On point one I agree with you 100%. For some reason companies/recruiters don't believe that you know something unless you have experience with it. In a start up this is not as true. But larger companies want someone with 5 years experience in some obscure library that you might use a single call from. And recruiters will often ignore any skills you put on your resume that are not from a previous job. For example, I know linux, I used to build my own Kernel, I would switch back and forth between linux/windows as I would get annoyed with each operating system. But since recruiters do not see linux experience in a previous job, they assume I don't know it. What's more, most jobs asking for Linux experience just want you to be able to move around the shell and execute gcc/javac/whatever and know how to do a few "cd"'s, "ls"'s, etc....

The other thing is that if somehow the company can be convinced that the developer knows the technology, more often than not there will be no additional compensation. So where is the incentive?

Comment Re:As college student studying computer science (Score 1) 785

I don't use calculus or probability. But I do use combinatorics to assess the run time of algorithms. I also use set theory frequently in databases (union, intersection). Not to mention topological sorting for job scheduling. As a system administrator I would think you might use topological sorting as well in order to compute the schedule for a set of jobs when taking into account their dependencies.

Nevertheless the majority of CS (at least for me) was all math (linear algebra, differential equations, calculus, probability, discrete math, etc.) and I'm not really using super advanced math. But there are some jobs that use it (computer graphics, scientific computing, etc...), I just can't seem to get them :( Hell even data mining (which is becoming more popular in the corporate world) uses some advanced math (a lot of it uses advanced linear Algebra). For example Principle Component Analysis (PCA) which is used to extract a set of features from a dataset is an application of eigenvectors/eigenvalues.

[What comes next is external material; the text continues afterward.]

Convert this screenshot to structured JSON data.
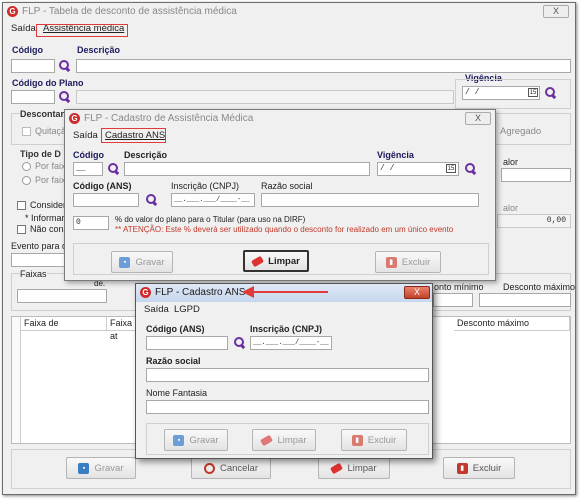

Comment Re:Keep up or shut up (Score 1) 785

Well ask yourself this. Is the boss going to say "We're working on a new project and I want you to learn how to program for the iPhone, I'll make it worth your while with a 30% pay increase if you succeed.". Hell no, he's going to say learn how to program the iPhone and get this done.... It will fall under the scope of your job duties. If you learn it and do it, to reap the benefit you are going to have switch jobs probably.

Financially I would think for the company it would make sense in some cases to set aside an hour a day or even a day a week for the developer to learn the technology on his own, but often they'd rather just get a plug and play solution.